COMPORTAMENTO
Geração Z Redes Sociais

Geração Z: o que mudou na relação com as redes sociais?

GenZ se organiza em microcomunidades e equilibra uso das telas com revisão dos rituais online

i 17 de setembro de 2026 - 18h43

Nascida a partir do final dos anos 1990 (1996-1997) até 2010, a Geração Z acompanhou a ascensão das redes sociais, dos smartphones e abriga os primeiros nativos digitais. Mais do que uma plataforma de comunicação, na GenZ, as redes sociais funcionam como uma infraestrutura da vida cotidiana.

“Um boomer, um millennial, tinham quase um cerceamento. Você se pareava dentro dos grupos de quem estava na sua escola, na universidade. Para a GenZ, com a globalização massiva, eles conseguem trazer isso para um outro ponto de vista a partir das paixões pessoais”, aponta Francisco Formagio, creative strategist da Box1824.

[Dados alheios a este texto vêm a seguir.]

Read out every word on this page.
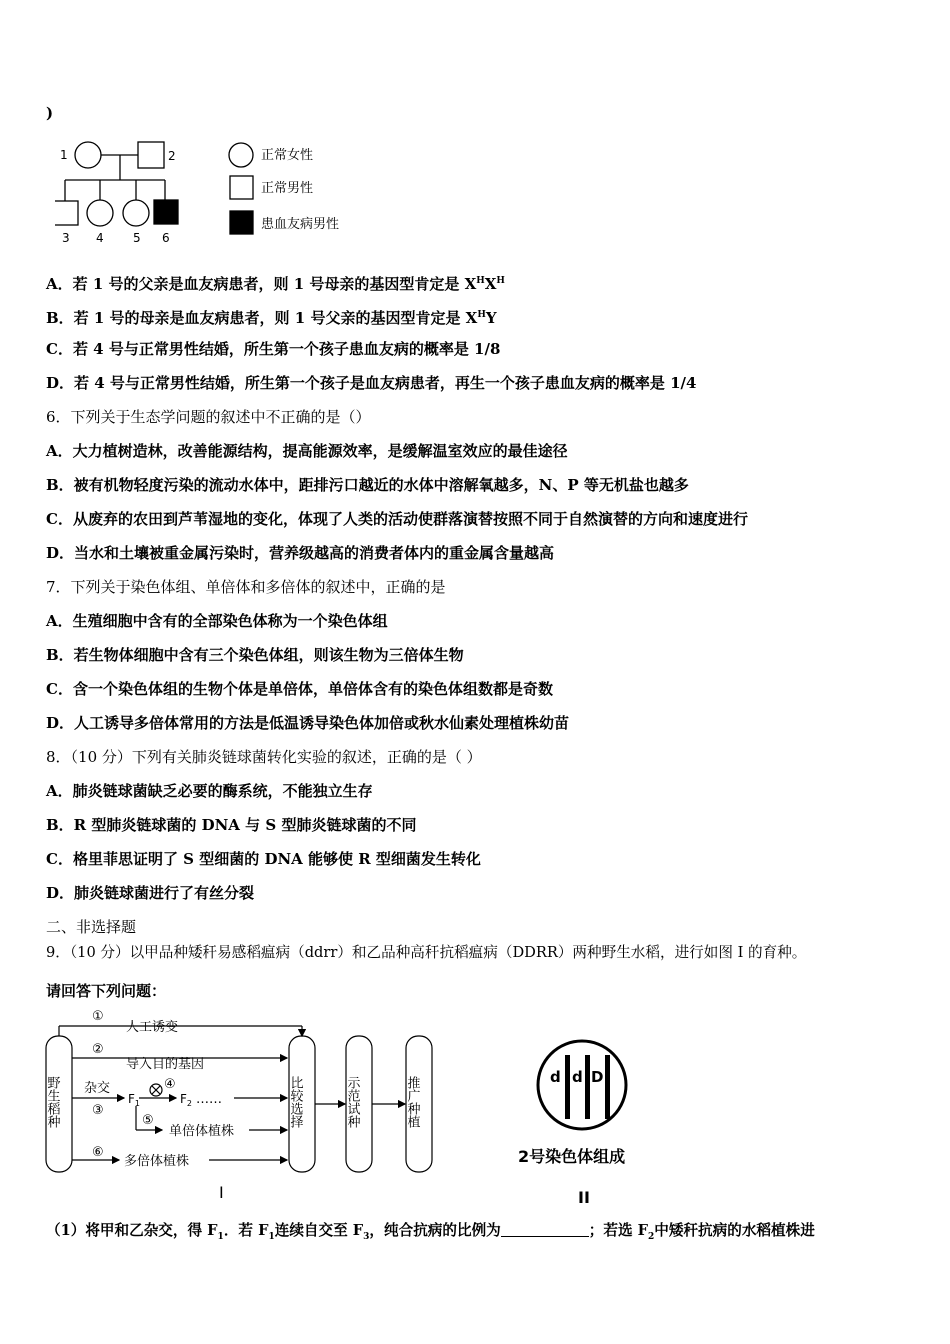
)
1	2
3 4 5 6
正常女性
正常男性
患血友病男性
A．若 1 号的父亲是血友病患者，则 1 号母亲的基因型肯定是 $X^HX^H$
B．若 1 号的母亲是血友病患者，则 1 号父亲的基因型肯定是 $X^HY$
C．若 4 号与正常男性结婚，所生第一个孩子患血友病的概率是 1/8
D．若 4 号与正常男性结婚，所生第一个孩子是血友病患者，再生一个孩子患血友病的概率是 1/4
6．下列关于生态学问题的叙述中不正确的是（）
A．大力植树造林，改善能源结构，提高能源效率，是缓解温室效应的最佳途径
B．被有机物轻度污染的流动水体中，距排污口越近的水体中溶解氧越多，N、P 等无机盐也越多
C．从废弃的农田到芦苇湿地的变化，体现了人类的活动使群落演替按照不同于自然演替的方向和速度进行
D．当水和土壤被重金属污染时，营养级越高的消费者体内的重金属含量越高
7．下列关于染色体组、单倍体和多倍体的叙述中，正确的是
A．生殖细胞中含有的全部染色体称为一个染色体组
B．若生物体细胞中含有三个染色体组，则该生物为三倍体生物
C．含一个染色体组的生物个体是单倍体，单倍体含有的染色体组数都是奇数
D．人工诱导多倍体常用的方法是低温诱导染色体加倍或秋水仙素处理植株幼苗
8．（10 分）下列有关肺炎链球菌转化实验的叙述，正确的是（ ）
A．肺炎链球菌缺乏必要的酶系统，不能独立生存
B．R 型肺炎链球菌的 DNA 与 S 型肺炎链球菌的不同
C．格里菲思证明了 S 型细菌的 DNA 能够使 R 型细菌发生转化
D．肺炎链球菌进行了有丝分裂
二、非选择题
9．（10 分）以甲品种矮秆易感稻瘟病（ddrr）和乙品种高秆抗稻瘟病（DDRR）两种野生水稻，进行如图 I 的育种。
请回答下列问题：
野生稻种	比较选择	示范试种	推广种植
①
人工诱变
②
导入目的基因
杂交
③
④
$F_1$	$F_2$ ……
⑤
单倍体植株
⑥
多倍体植株
I
d d D
2号染色体组成
II
（1）将甲和乙杂交，得 $F_1$．若 $F_1$连续自交至 $F_3$，纯合抗病的比例为	；若选 $F_2$中矮秆抗病的水稻植株进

Em contrapartida, essa mesma Geração inaugura uma visão crítica sobre a exposição online e o excesso das telas. Eric Messa, coordenador do programa Business Communication and Media da FAAP, explica: “A Geração Z é uma geração que, inclusive, usa as redes sociais mais para consumir do que para se expor, para publicar. Já por conta dessa visão crítica dos males do excesso de exposição”, explica

O segundo episódio da série Desmistificando a Geração Z investiga, ainda, como essa relação afeta a descoberta de novas marcas e o consumo. “A jornada do contato de marca nas redes sociais para a Geração Z é diferente. É muito mais ativa do que passiva”, defende Adriana Favaro, vice-presidente de negócios do Ibope.